Attention focused instead on the Palestinian leader's controversial plans to visit the US Holocaust Museum. The museum initially refused to allow Mr Arafat publicly to express his regret at the suffering of the Jews under the Nazis but, under pressure from the White House and moderate Jewish groups, it reversed its decision on Tuesday. Security was being beefed up at the museum for tomorrow's visit, which has excited furious opposition from American supporters of Israel.
But Ruth Mandel, the museum's vice-chairman, said she and other senior museum officials would personally escort Mr Arafat around the building, whose most harrowing exhibit is a mountain of shoes of all shapes and sizes left behind by victims of the Nazi extermination camps. "He [Arafat] is involved in negotiations with a nation which has a large population for whom the Holocaust was a central life experience," Ms Mandel said. "The more he understands about the history of that people, perhaps the more he'll understand about how he should negotiate."
Mr Arafat has said he is "keen" to visit the museum. Khalil Foutah, a Palestinian official in Washington, said Mr Arafat wished to show that he sympathised with the horrors historically faced by the Jewish people. "We really regret what happened to the victims of the Holocaust," Mr Foutah said. "The idea is to send a message to the Jewish people that we care for humanity."
Whether Mr Arafat's goodwill gesture will soften the hearts of Israeli and Palestinian hardliners sufficiently to inject life into the dying peace effort in the Middle East remains to be seen.
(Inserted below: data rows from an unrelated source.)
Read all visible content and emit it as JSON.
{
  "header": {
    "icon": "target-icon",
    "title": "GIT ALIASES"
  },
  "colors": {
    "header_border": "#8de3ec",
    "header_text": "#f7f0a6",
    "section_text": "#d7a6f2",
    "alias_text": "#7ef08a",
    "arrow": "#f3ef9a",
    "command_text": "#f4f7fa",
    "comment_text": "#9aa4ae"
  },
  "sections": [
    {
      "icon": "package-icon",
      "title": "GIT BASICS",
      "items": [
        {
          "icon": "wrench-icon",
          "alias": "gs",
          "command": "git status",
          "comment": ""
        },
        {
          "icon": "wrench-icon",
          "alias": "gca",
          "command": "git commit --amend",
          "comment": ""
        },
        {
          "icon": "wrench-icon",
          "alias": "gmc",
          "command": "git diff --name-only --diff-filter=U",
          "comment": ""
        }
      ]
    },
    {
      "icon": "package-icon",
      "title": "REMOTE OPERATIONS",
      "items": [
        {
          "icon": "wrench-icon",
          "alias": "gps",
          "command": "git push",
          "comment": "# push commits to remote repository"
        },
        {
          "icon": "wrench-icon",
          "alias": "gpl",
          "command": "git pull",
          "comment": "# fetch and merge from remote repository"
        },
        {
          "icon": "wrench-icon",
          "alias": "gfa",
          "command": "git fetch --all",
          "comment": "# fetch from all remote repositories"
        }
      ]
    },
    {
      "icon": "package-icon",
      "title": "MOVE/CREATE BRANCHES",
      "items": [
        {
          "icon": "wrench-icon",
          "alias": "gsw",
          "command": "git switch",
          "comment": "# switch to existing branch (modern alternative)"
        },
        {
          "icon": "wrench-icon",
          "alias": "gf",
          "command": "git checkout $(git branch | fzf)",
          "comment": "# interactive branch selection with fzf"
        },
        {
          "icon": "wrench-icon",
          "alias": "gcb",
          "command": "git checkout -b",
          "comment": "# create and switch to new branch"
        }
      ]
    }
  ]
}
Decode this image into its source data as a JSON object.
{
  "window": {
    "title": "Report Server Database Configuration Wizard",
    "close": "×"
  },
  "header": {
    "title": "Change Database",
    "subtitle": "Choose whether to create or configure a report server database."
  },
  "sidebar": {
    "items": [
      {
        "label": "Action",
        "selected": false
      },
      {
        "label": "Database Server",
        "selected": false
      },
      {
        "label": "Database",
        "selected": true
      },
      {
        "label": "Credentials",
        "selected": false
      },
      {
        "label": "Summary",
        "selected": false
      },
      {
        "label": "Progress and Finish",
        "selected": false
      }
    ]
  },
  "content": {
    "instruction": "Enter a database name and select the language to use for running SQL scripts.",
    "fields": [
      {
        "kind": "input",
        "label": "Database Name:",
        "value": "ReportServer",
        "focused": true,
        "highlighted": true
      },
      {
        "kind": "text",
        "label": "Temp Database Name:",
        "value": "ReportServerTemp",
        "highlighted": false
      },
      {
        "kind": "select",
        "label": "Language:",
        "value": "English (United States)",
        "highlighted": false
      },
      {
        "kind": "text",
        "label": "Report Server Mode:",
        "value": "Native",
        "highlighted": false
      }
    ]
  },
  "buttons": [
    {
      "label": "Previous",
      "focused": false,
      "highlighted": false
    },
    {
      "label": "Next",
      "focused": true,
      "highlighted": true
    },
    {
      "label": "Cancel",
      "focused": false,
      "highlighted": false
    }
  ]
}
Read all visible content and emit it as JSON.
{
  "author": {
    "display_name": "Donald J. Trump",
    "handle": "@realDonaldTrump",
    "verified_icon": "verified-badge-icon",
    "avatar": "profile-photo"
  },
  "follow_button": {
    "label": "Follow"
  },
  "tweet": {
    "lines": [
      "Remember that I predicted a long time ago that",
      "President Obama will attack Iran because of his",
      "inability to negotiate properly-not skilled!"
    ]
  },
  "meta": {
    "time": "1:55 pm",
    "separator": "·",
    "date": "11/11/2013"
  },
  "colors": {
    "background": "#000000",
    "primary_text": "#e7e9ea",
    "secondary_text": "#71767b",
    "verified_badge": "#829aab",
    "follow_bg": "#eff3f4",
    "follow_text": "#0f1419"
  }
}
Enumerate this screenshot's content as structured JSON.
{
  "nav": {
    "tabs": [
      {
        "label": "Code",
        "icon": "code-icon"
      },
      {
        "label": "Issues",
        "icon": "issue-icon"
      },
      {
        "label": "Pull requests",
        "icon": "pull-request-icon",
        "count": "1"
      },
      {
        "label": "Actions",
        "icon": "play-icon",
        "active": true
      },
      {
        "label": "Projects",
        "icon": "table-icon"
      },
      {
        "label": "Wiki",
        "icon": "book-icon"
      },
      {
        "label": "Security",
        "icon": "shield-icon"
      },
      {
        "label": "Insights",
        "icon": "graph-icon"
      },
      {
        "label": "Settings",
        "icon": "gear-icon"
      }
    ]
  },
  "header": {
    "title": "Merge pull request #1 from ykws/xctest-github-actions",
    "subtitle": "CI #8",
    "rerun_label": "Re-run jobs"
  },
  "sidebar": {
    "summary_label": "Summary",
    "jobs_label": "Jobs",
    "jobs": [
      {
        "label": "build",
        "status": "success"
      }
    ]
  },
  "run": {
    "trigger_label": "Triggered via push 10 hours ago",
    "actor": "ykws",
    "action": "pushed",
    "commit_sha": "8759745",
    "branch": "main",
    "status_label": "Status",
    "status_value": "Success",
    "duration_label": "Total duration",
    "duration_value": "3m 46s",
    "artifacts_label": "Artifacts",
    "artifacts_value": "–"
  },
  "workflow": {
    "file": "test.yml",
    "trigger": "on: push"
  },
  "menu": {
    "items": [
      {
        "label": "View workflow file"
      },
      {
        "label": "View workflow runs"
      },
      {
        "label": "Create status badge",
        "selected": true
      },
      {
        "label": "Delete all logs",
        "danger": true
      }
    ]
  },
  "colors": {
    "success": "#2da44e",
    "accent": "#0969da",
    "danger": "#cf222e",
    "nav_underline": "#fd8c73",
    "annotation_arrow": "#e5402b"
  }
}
Two rounds of talks on Tuesday between Mr Clinton and the Israeli prime minister, Benjamin Netanyahu, yielded nothing of any substance, though Mr Netanyahu claimed that some progress had been made in the attempt to reconcile Palestinian demands for an Israeli troop withdrawal from the West Bank and Israeli demands for Palestinian security measures to protect Israel from terrorist attack.